Beyond the decline in the inflow of remittances, there is also the very real possibility of reverse migration. Emigrants, no longer able to count on jobs in the host countries, might be forced to return home. These unplanned-for returns will undoubtedly place greater stress on public health systems and welfare nets, many of which have virtually been dismantled in the preceding decades under the mantra of privatization, at a time when the economies of the home countries are reeling from the effects ot the pandemic. There is a very real fear that the economic depression will see a new wave of anti-immigrant sentiment, of insular nationalism, of hardening borders that will put diasporic populations, particularly working-class migrants, at great risk. However, this crisis could be an opportunity to re-consider what kinds of investments might be needed for genuine development projects as well the nature and role of nationalism, as well as the state in a globalized world.

Notes

  • 1 While the biggest, the rally in Houston was not Modi’s first rodeo in the United States, so to speak.

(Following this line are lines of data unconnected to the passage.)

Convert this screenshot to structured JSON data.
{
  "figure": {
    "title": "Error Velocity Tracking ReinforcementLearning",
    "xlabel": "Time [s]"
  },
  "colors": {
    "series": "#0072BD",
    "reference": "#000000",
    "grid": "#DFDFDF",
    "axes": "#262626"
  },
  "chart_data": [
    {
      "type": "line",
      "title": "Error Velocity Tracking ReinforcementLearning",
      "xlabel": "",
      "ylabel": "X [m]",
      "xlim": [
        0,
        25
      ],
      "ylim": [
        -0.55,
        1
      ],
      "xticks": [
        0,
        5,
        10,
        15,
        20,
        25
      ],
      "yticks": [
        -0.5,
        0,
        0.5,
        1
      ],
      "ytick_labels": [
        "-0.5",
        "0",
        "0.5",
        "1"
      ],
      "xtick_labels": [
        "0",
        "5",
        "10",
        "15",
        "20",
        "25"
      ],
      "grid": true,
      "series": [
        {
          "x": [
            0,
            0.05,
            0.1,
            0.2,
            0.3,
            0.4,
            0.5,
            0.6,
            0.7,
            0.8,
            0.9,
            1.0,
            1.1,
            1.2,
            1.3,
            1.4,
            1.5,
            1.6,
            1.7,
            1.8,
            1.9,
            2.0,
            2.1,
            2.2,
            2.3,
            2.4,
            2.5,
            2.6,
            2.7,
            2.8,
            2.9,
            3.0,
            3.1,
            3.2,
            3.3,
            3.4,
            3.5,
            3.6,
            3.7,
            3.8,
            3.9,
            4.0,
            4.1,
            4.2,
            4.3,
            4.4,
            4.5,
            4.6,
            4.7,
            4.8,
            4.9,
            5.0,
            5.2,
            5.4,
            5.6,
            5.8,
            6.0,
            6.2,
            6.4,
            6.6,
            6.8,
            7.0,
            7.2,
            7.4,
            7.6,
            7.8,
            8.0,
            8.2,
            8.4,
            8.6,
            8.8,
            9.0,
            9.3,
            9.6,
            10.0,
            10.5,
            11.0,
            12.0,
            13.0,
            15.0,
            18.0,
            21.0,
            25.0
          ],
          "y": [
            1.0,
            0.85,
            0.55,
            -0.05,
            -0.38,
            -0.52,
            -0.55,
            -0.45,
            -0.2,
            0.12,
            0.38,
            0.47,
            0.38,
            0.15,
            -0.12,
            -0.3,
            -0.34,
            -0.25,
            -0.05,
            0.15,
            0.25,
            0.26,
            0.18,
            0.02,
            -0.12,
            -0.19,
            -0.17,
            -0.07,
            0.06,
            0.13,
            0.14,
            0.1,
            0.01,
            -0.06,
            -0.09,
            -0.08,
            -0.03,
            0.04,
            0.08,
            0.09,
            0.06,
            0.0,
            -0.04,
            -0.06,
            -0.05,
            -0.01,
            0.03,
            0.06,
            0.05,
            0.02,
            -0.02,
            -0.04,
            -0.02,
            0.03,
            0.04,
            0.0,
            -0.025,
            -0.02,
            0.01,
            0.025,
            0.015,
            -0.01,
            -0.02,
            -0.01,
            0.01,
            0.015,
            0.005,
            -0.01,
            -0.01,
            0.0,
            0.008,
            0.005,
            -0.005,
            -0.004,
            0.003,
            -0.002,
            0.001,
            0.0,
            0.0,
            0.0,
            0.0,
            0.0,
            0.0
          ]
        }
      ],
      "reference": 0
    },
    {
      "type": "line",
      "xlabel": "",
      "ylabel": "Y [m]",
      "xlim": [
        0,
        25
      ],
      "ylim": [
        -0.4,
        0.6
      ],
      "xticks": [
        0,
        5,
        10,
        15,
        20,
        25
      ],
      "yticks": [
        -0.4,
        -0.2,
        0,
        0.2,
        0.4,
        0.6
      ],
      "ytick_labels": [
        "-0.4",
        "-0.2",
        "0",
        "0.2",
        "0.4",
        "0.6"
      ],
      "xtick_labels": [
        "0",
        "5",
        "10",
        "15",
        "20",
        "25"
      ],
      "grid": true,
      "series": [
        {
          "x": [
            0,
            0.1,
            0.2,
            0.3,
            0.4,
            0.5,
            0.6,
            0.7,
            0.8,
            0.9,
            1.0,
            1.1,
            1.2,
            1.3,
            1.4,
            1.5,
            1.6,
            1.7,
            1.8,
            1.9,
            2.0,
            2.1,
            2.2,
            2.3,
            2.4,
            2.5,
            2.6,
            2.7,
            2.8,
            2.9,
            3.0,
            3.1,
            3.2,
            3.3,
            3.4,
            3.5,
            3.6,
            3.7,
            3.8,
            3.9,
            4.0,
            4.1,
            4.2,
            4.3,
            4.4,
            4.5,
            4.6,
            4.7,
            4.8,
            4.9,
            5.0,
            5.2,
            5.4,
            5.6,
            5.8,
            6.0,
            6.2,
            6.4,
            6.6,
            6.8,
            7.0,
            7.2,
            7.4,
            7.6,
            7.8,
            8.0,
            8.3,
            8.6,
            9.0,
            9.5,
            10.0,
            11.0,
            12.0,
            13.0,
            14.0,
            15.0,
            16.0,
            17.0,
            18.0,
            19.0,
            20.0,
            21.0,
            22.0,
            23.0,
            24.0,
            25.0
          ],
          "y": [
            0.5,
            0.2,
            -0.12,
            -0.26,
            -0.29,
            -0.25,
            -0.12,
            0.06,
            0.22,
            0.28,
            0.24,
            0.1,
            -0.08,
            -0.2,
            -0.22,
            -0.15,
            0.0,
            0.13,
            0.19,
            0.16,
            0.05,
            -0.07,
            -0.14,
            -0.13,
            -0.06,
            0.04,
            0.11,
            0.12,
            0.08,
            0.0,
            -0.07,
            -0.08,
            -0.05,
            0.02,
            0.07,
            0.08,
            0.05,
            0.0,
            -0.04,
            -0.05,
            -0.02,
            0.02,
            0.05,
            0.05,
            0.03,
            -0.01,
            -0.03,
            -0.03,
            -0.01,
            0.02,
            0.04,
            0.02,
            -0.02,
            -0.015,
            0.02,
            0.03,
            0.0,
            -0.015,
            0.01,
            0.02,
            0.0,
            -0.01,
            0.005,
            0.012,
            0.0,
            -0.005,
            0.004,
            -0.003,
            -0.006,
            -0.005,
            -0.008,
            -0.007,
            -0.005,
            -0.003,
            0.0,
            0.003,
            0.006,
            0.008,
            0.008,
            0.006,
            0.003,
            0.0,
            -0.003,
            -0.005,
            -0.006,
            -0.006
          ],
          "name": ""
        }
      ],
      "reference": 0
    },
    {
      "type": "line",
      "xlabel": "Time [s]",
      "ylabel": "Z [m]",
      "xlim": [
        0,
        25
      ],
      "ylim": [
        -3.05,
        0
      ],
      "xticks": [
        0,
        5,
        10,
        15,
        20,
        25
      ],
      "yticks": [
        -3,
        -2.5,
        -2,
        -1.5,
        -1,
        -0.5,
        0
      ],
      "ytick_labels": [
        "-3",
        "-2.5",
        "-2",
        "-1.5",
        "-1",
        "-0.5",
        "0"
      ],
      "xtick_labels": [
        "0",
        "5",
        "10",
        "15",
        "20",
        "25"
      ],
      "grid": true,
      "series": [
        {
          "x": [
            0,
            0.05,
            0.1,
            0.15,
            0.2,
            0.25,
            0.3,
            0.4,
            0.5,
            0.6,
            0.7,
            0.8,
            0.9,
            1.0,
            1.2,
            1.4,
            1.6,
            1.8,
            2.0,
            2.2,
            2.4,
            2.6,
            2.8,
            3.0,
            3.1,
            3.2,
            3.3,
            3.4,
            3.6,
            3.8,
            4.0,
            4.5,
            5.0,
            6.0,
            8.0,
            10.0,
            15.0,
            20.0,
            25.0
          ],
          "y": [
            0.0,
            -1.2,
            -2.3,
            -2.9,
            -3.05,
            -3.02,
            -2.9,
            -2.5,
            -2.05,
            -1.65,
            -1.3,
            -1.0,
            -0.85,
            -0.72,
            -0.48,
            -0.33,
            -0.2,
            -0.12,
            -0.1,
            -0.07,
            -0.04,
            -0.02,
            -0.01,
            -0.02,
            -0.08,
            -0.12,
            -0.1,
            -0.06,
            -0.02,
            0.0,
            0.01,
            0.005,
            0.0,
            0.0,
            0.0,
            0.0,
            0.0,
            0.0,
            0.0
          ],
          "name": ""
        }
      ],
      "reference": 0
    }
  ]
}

In 2014, a packed crowd of over 19,000 greeted the Indian Prime Minister at a gathering in New York’s Madison Square Garden, marking his triumphant entry into the United States after the visa ban episode. In the years between the two events, the Indian Prime Minister continued wooing the diaspora across the world, packing venues in the UK, Australia, France, Portugal and the Netherlands as part of a concerted effort to woo the diaspora or at least the part of the Indian diaspora settled in the developed world.
  • 2 The cover of the magazine featured the now-deceased US astronaut of Indian origin, Kalpana Chawla.
  • 3 The success of the “Resurgent India” bonds was presented as a clear symbol of the commitment of overseas Indians to the Indian nation-state as it finally proved itself worthy of their regard. BJP spokesperson S. Gurumurthy, for instance, declared:

The sound of the bomb revived Indian civilization, which has been in intensive care unit for

centuries____ [The nuclear tests] made [overseas Indians] shed their shame in associating with

India, which to them was a failed civilization... After that, the NRIs, who used to abuse India, began admiring India. From then on gradually national self-confidence grew.

Leaving aside the absurdity of the claim that anything, let alone a “failed civilization,” could be revived by nuclear states, this apparently unironic statement fails to mention one important fact that might have had something to do with the rush of subscriptions. The bonds had an unusually high return rate of 8.5%.

4 Challagalla (2018), for instance, tries to make the case that unlike the BJP, the “Indian National Congress tends to dissociate from the diaspora and views them as largely burdensome.” And that, this view is evident when one considers the fact that the Congress-led Indian government turned a “blind eye” to the plight of the diaspora that was expelled from Burma (1964) and Uganda (1972). This argument, as I have shown elsewhere, while correct in terms of broader contours of state policy, not only overlooks a few important empirical details, but also completely misses the logic of transformation undergirding the Indian state’s relationship to its diaspora. See Varadarajan (2010) for a more detailed analysis of this claim.